Das Gespräch mit ihm ist Gold wert, denn er erklärt mir ohne Umschweife, wie ich mit meinem Kind sprechen soll. Ich solle nicht um den heißen Brei herumreden, die Dinge beim Namen nennen und keinesfalls blumige Umschreibungen nutzen wie "Papa ist von uns gegangen", "eingeschlafen" oder "jetzt im Himmel". Erwachsene nutzen diese Worte gern in der vermeintlichen Annahme, es ihren Kindern damit leichter zu machen. Was jedoch passieren kann, ist, dass Kinder daraus Ängste vor dem Einschlafen entwickeln (Einschlafen = Sterben) oder sich mit Fragen quälen, wie es sein kann, dass Papa gleichzeitig in einem Sarg liegt und im Himmel ist. Mir hilft der Gedanke sehr, dass wir Kindern zutrauen dürfen, sich selbst Gedanken zu machen und ihnen ermöglichen sollten, eigene Vorstellungen vom Tod zu entwickeln.
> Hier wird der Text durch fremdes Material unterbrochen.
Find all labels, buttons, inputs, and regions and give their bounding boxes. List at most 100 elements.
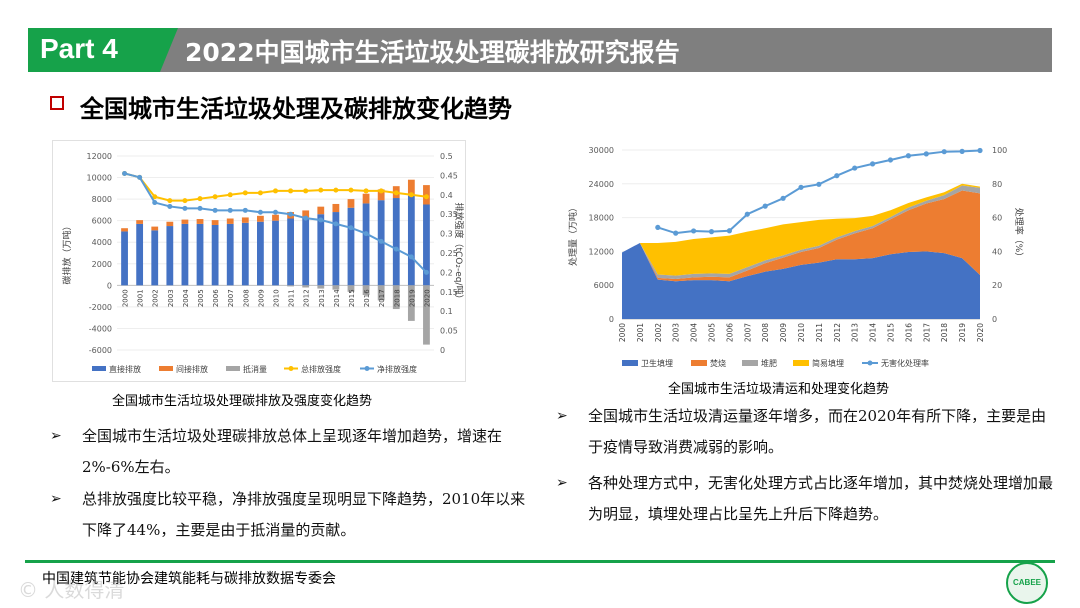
y2-tick-label: 0 — [440, 346, 445, 355]
bar-offset — [287, 285, 294, 287]
harmless-rate-point — [941, 149, 947, 155]
bar-direct-emission — [302, 217, 310, 286]
net-intensity-point — [257, 209, 263, 215]
legend-label: 无害化处理率 — [881, 358, 929, 368]
bar-offset — [377, 285, 385, 301]
y2-axis-label: 处理率（%） — [1013, 208, 1025, 262]
x-tick-label: 2011 — [815, 323, 824, 342]
total-intensity-point — [288, 188, 294, 194]
bar-indirect-emission — [136, 220, 144, 224]
x-tick-label: 2012 — [833, 323, 842, 342]
y2-tick-label: 60 — [992, 214, 1002, 223]
report-title: 2022中国城市生活垃圾处理碳排放研究报告 — [185, 38, 680, 67]
net-intensity-point — [363, 231, 369, 237]
harmless-rate-point — [870, 161, 876, 167]
total-intensity-point — [348, 187, 354, 193]
legend-label: 抵消量 — [243, 364, 267, 374]
emission-chart: -6000 -4000 -2000 0 2000 4000 6000 8000 10000 120… — [61, 152, 464, 374]
y2-tick-label: 40 — [992, 247, 1002, 256]
x-tick-label: 2002 — [654, 323, 663, 342]
y2-tick-label: 0.25 — [440, 249, 458, 258]
x-tick-label: 2006 — [212, 289, 220, 307]
net-intensity-point — [273, 209, 278, 215]
x-tick-label: 2000 — [122, 289, 130, 307]
chart1-caption: 全国城市生活垃圾处理碳排放及强度变化趋势 — [112, 394, 373, 409]
part-tab — [28, 28, 178, 72]
total-intensity-point — [303, 188, 309, 194]
bar-indirect-emission — [241, 217, 249, 223]
y-tick-label: 12000 — [87, 152, 112, 161]
x-tick-label: 2014 — [869, 323, 878, 342]
part-label: Part 4 — [40, 33, 118, 64]
x-tick-label: 2007 — [227, 289, 235, 307]
bar-indirect-emission — [121, 228, 128, 232]
bar-direct-emission — [166, 226, 174, 286]
footer-divider — [25, 560, 1055, 563]
bar-indirect-emission — [181, 219, 189, 224]
total-intensity-point — [152, 194, 158, 200]
legend-label: 焚烧 — [710, 358, 726, 368]
bar-direct-emission — [317, 214, 325, 286]
bar-direct-emission — [226, 223, 234, 286]
y2-tick-label: 0.3 — [440, 230, 453, 239]
legend-swatch — [691, 360, 707, 366]
harmless-rate-point — [798, 184, 804, 190]
harmless-rate-point — [959, 148, 965, 154]
bullet-arrow-icon: ➢ — [556, 475, 568, 491]
y-tick-label: 10000 — [87, 174, 112, 183]
bar-indirect-emission — [151, 226, 159, 231]
x-tick-label: 2020 — [976, 323, 985, 342]
legend-label: 直接排放 — [109, 364, 141, 374]
x-tick-label: 2016 — [363, 289, 371, 307]
net-intensity-point — [197, 205, 203, 211]
x-tick-label: 2010 — [797, 323, 806, 342]
bar-indirect-emission — [257, 215, 264, 222]
x-tick-label: 2011 — [288, 289, 296, 307]
net-intensity-point — [408, 254, 414, 260]
section-title: 全国城市生活垃圾处理及碳排放变化趋势 — [80, 94, 512, 123]
legend-swatch — [159, 366, 173, 371]
x-tick-label: 2008 — [761, 323, 770, 342]
area-incineration — [622, 190, 980, 282]
harmless-rate-point — [905, 153, 911, 159]
bar-direct-emission — [362, 203, 370, 286]
y2-tick-label: 0.05 — [440, 327, 458, 336]
cabee-logo-icon — [1006, 562, 1048, 604]
total-intensity-point — [182, 198, 188, 204]
bar-indirect-emission — [211, 220, 219, 225]
y-tick-label: 2000 — [92, 260, 112, 269]
net-intensity-point — [152, 200, 158, 206]
x-tick-label: 2018 — [940, 323, 949, 342]
y-tick-label: -4000 — [89, 324, 112, 333]
harmless-rate-point — [691, 228, 697, 234]
legend-swatch — [622, 360, 638, 366]
legend-label: 净排放强度 — [377, 364, 417, 374]
bar-direct-emission — [257, 221, 264, 286]
x-tick-label: 2005 — [197, 289, 205, 307]
legend-marker — [288, 366, 294, 371]
y2-tick-label: 0.5 — [440, 152, 453, 161]
legend-swatch — [742, 360, 758, 366]
y2-axis-label: 排放强度（tCO₂-eq/吨） — [453, 202, 464, 303]
y2-tick-label: 0.35 — [440, 210, 458, 219]
harmless-rate-point — [762, 203, 768, 209]
bar-offset — [392, 285, 400, 310]
legend-marker — [867, 360, 873, 366]
bar-indirect-emission — [302, 210, 310, 218]
logo-text: CABEE — [1012, 578, 1041, 587]
x-tick-label: 2019 — [408, 289, 416, 307]
bar-indirect-emission — [377, 189, 385, 201]
bullet-text: 总排放强度比较平稳，净排放强度呈现明显下降趋势，2010年以来下降了44%，主要… — [82, 490, 526, 539]
net-intensity-point — [167, 203, 173, 209]
net-intensity-point — [318, 217, 324, 223]
net-intensity-point — [122, 170, 128, 176]
bar-offset — [317, 285, 325, 289]
harmless-rate-point — [977, 147, 983, 154]
y2-tick-label: 80 — [992, 180, 1002, 189]
harmless-rate-point — [726, 228, 732, 234]
x-tick-label: 2012 — [303, 289, 311, 307]
net-intensity-point — [212, 207, 218, 213]
chart2-caption: 全国城市生活垃圾清运和处理变化趋势 — [668, 382, 890, 397]
y2-tick-label: 0 — [992, 315, 997, 324]
total-intensity-point — [227, 192, 233, 198]
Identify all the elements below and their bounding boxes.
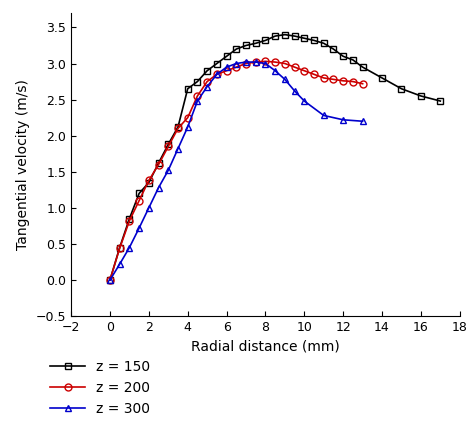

Indem wir klare Worte finden und sie nicht mit Informationen überfordern, nehmen wir sie ernst und geben ihnen die Chance zu schauen, ob sie noch mehr erfahren möchten oder nicht. „Im Moment ist die korrekte Antwort auf die Frage, wo Papa jetzt ist, „immer noch im Krankenhaus“ erklärt der Bestatter. Falls meine Tochter spontan den Wunsch äußert, ihren Papa nochmal sehen zu wollen, solle ich dies respektieren und mit ihr dorthin fahren. Für den Prozess der Trauer ist die Abschiednahme von dem Verstorbenen ein wichtiger Schritt. So begreift unser Bewusstsein umfänglicher, dass es wirklich passiert ist. Indem wir die verstorbene Person sehen und berühren, begreifen wir im wahrsten Sinne des Wortes, dass sie nicht mehr lebt. Der Bestatter bestärkt mich darin, meiner Tochter in dieser Ausnahmesituation soviel Alltag und Struktur wie möglich anzubieten. Wenn sie möchte, könnte es ihr gut tun, schon am nächsten Tag wieder in die Kita zu gehen. Dazu sollte aber vorher ein Gespräch mit den Erziehenden stattfinden, bei dem er mich ebenfalls unterstützen könne.

Am Ende des Telefonats sagt der Bestatter noch, dass mein Kind sich ein Leben lang an dieses Gespräch erinnern wird. "Bloß kein Druck" denke ich.